Vizekanzler und Bundesfinanzminister Olaf Scholz (SPD) hatte die Debatte mit seiner Forderung angestoßen, das heutige Rentenniveau bis 2040 festzuschreiben. In der Union wird das wegen der hohen Kosten abgelehnt. Zur möglichen Finanzierung sagte Klingbeil, es gehe dann auch darum, wie die „Superreichen“ an der Finanzierung des Sozialstaats beteiligt würden. Zuvor hatte bereits SPD-Vize Ralf Stegner höhere Belastungen für Wohlhabende ins Gespräch gebracht.

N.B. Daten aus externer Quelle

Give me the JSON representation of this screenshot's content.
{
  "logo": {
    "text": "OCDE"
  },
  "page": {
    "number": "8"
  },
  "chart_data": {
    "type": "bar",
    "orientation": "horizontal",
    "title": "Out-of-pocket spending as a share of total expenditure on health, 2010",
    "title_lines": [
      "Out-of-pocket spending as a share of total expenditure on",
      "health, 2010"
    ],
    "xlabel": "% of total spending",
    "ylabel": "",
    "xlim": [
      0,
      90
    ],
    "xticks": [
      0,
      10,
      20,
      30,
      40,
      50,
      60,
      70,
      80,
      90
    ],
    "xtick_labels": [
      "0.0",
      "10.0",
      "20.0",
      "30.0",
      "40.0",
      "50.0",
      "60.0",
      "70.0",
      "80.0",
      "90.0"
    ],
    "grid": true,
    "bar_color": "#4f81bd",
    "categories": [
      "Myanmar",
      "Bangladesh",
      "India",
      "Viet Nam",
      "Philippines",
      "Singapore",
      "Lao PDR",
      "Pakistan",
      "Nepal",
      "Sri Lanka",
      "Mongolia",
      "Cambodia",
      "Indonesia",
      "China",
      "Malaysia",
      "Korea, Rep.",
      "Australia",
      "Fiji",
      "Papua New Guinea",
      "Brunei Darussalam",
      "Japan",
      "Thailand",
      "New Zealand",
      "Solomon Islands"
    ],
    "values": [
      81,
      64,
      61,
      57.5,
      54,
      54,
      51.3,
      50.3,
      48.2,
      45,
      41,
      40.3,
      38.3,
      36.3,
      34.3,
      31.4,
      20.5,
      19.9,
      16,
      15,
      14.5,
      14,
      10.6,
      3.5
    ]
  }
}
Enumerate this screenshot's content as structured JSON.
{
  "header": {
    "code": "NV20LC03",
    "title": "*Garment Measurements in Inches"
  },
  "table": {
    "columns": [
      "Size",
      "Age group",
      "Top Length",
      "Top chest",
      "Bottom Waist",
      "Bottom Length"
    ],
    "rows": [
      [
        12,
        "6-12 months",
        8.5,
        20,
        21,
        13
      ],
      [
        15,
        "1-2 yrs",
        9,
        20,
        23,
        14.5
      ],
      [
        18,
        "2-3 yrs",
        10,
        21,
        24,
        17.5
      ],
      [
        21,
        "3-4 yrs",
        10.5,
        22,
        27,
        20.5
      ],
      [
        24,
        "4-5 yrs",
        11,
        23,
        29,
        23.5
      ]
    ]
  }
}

Neben dem Streit um die langfristige Rentenpolitik geht es zwischen Union und SPD um das im Koalitionsvertrag vereinbarte Rentenpaket, das neben Leistungsverbesserungen für Mütter, Erwerbsgeminderte und Geringverdiener auch sogenannte Haltelinien für den Rentenbeitragssatz und das Rentenniveau bis 2025 vorsieht. Für die Zeit danach soll die Rentenkommission Vorschläge ausarbeiten.

Kritiker nennen Scholz Rentenvorschlag unrealistisch

Finanzminister Olaf Scholz möchte das deutsche Rentenniveau bis 2040 auf 48 Prozent festsetzen. Diese Verkündung gefällt nicht allen und wird als unrealistisch kritisiert.

Unionsfraktionschef Volker Kauder (CDU) sagte dem „Handelsblatt“: „Es ist völlig fehl am Platze, wenn der Koalitionspartner mittlerweile im wöchentlichen Rhythmus versucht, die Arbeit der Rentenkommission von außen zu beeinflussen oder gar Vorfestlegungen zu treffen.“

Der Chef der Dienstleistungsgewerkschaft Verdi, Frank Bsirske, kritisierte die Union. „Die Stabilisierung des Rentenniveaus und die Senkung des Beitragssatzes zur Arbeitslosenversicherung um 0,3 Prozent sind klar im Koalitionsvertrag geregelt“, sagte Bsirske dem Redaktionsnetzwerk Deutschland (Montagsausgaben). „Das versucht die Union jetzt aufzubohren und nimmt die Rentner dafür in Geiselhaft.“

Ein Spitzentreffen von Merkel, Scholz und Bundesinnenminister Horst Seehofer (CSU) war am Samstagabend ohne Ergebnis geblieben. Am Dienstag wollen die Kanzlerin und SPD-Chefin Andrea Nahles nach Angaben aus der SPD über das Thema beraten.